Tuesday, April 11, 2023

Learning Data Science and Machine Learning with Orange

I have written over the years that understanding data science (DS), machine learning (ML), artificial intelligence (AI), and related topics is essential for anyone who works in a profession where tools using them might be employed. This is certainly the case in biomedicine, both in clinical practice and research. In the same sense that all physicians should have basic knowledge of pharmacology, radiology, and other topics, even if they are not experts in the science and methods of those diverse disciplines, all in healthcare should be ready for ML and AI tools coming to their work.

Of course, learning to apply ML and AI historically has required a background in math and computer programming that most in healthcare do not have. Fortunately, there has been emergence in recent years of a number of "no-code" DS and ML tools. In some ways they are analogous to statistical packages, which allow anyone who knows how to use them load data and run statistical tests. Of course, that does not mean that the operator of statistical software will apply or interpret the results of their analyses correctly, which is especially important for large or complex data sets where appropriate statistical expertise is essential.

One no-code ML tool that I find particularly easy to understand and use is Orange Data Mining. Orange was developed by the University of Ljubljana in Slovenia and is an open-source project with a large community supporting it. It runs on Mac and Windows machines, for which binary packages can easily be downloaded and installed. Orange is programmed in Python and, as such, can be extended with Python code. It comes with sample data sets and allows easy loading of new ones. The original focus of Orange was for structured data and machine learning models for operating on them, including the main ML tasks of classification (e.g., logistic regression, kNN, and neural networks) and regression (e.g., linear regression, random forest, and neural networks). There are also methods for visualizing data and evaluating models. The latter includes techniques such as splitting training and test data and cross-fold evaluations are easy to configure. There are also various methods for imputation of missing data. In addition, modules have been developed for image analysis and text mining.

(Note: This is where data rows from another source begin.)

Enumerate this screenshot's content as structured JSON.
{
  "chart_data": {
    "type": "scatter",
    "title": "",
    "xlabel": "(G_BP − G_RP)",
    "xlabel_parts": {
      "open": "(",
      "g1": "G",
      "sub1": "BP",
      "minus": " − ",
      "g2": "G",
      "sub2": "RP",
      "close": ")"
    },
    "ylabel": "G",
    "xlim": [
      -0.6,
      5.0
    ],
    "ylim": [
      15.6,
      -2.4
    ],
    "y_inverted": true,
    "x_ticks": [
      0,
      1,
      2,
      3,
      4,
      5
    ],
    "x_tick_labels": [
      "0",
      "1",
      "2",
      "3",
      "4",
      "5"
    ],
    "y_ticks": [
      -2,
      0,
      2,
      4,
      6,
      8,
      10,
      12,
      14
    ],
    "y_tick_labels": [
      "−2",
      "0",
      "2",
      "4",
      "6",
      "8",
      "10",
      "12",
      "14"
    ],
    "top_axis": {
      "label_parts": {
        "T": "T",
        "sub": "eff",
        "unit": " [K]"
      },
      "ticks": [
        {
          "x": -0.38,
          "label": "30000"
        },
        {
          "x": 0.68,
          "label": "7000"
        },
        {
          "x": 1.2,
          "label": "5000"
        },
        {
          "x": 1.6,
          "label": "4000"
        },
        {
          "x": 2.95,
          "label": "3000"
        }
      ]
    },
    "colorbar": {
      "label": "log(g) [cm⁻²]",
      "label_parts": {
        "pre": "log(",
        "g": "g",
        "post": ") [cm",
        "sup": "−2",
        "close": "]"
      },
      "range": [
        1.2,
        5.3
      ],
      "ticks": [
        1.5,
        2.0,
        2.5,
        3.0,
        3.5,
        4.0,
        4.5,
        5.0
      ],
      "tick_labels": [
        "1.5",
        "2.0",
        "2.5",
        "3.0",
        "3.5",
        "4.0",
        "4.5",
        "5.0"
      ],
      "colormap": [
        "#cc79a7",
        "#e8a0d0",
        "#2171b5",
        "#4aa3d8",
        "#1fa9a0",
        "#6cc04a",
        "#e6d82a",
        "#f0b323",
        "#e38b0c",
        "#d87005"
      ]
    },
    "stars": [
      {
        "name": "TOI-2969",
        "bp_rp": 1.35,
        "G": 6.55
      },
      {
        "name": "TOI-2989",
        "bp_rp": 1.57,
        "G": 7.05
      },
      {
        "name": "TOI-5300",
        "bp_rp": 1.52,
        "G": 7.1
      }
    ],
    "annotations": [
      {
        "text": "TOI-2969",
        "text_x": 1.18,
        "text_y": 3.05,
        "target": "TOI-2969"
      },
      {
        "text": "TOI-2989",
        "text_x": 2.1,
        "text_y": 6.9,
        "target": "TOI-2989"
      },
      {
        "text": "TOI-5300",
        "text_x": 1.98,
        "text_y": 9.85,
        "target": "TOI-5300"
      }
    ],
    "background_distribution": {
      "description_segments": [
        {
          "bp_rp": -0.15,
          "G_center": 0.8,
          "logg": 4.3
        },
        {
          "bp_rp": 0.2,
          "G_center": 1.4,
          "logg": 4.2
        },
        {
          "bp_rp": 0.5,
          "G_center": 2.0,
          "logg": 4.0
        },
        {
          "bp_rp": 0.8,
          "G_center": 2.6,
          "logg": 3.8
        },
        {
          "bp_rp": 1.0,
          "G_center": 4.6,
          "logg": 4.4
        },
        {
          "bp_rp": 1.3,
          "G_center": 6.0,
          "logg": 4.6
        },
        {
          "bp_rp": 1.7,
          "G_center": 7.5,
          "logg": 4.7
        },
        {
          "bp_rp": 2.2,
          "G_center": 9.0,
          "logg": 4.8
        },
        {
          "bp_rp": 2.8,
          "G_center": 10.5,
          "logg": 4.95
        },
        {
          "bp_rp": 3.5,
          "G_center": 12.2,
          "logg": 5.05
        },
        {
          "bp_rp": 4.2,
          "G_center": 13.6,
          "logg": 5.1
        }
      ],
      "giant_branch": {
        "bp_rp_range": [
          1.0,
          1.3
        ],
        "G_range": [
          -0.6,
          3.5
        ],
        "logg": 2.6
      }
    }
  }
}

Orange is used by dragging widgets that represent data sets, visualization methods, models, and more on to a canvas called a workflow. Data flows between the widgets by connecting them via simple dragging between widgets. Once one becomes facile in dragging and connecting widgets, workflows can be built up quickly and easily. They can also be saved and reloaded later.

One can start with one of the built-in data sets or use the File widget to load one's own data. Most common rectangular data formats are accepted, such as CSV, tab-delimited, and Excel files. Included among the sample data sets is one for heart disease. The data itself is old (Detrano, R., Janosi, A., Steinbrunn, W., Pfisterer, M., Schmid, J., Sandhu, S., Guppy, K., Lee, S., & Froelicher, V. International application of a new probability algorithm for the diagnosis of coronary artery disease. American Journal of Cardiology, 1989, 64, 304-310.) and small (303 records with 13 variables), but the data set offers a good way to get started with Orange using clinical data. The outcome variable (called the target variable in Orange) is coronary artery diameter narrowing and the predictor variables include gender, chest pain, serum cholesterol, systolic blood pressure, and more.

The screenshot below shows a workflow I built using the heart disease data set. As in most data science analyses, one can begin with methods to explore and visualize the data. I connected a number of widgets that allow the data to be viewed in a data table and visualized in the form of feature statistics (also shown below), distributions, and box plots. I also created some models using the Test and Score widget connected to a number of different models appropriate for classification, in this case logistic regression, naive Bayes, and a neural network. One can view the classification accuracy, F1 score, and other evaluation variables (also shown below) and connect the results to widgets that compare ROC curves and generate confusion matrices for each model. (Perhaps not surprisingly, logistic regression works best!) Likewise, I created some models for regression with ST-segment elevation as the outcome variable, using linear regression, random forest, and a neural network, which can also be seen on the workflow.

It is fairly easy to get started using Orange. A set of video tutorials on the Orange YouTube channel covers the basics as well as a number of advanced topics. My colleague Dr. Robert Hoyt and his collaborator, Dr. David Pashtikoff, have been developing workshops and other learning materials using Orange, available at a Web site they have developed called, NoCode Data Science. They plan to publish a textbook, and setting up a login on the site allows access to a number of additional data sets that can be loaded into Orange.

Just as with statistical packages, just because one can load data into Orange and apply ML models does not mean that one is doing so correctly. On the other hand, my simple workflow just scratches the surface of what can be done with Orange, even for this tiny data set.

There are limitations of Orange as a data mining tool. I do not know how scalable it is as data sets get large (all data is kept in computer RAM), and of course any serious ML analysis requires more than the ability to just plug data into models. Nonetheless, Orange can be a great tool for learning machine learning without getting bogged down in coding, debugging, and the like. I see a great future for it in teaching ML as the reach of AI advances.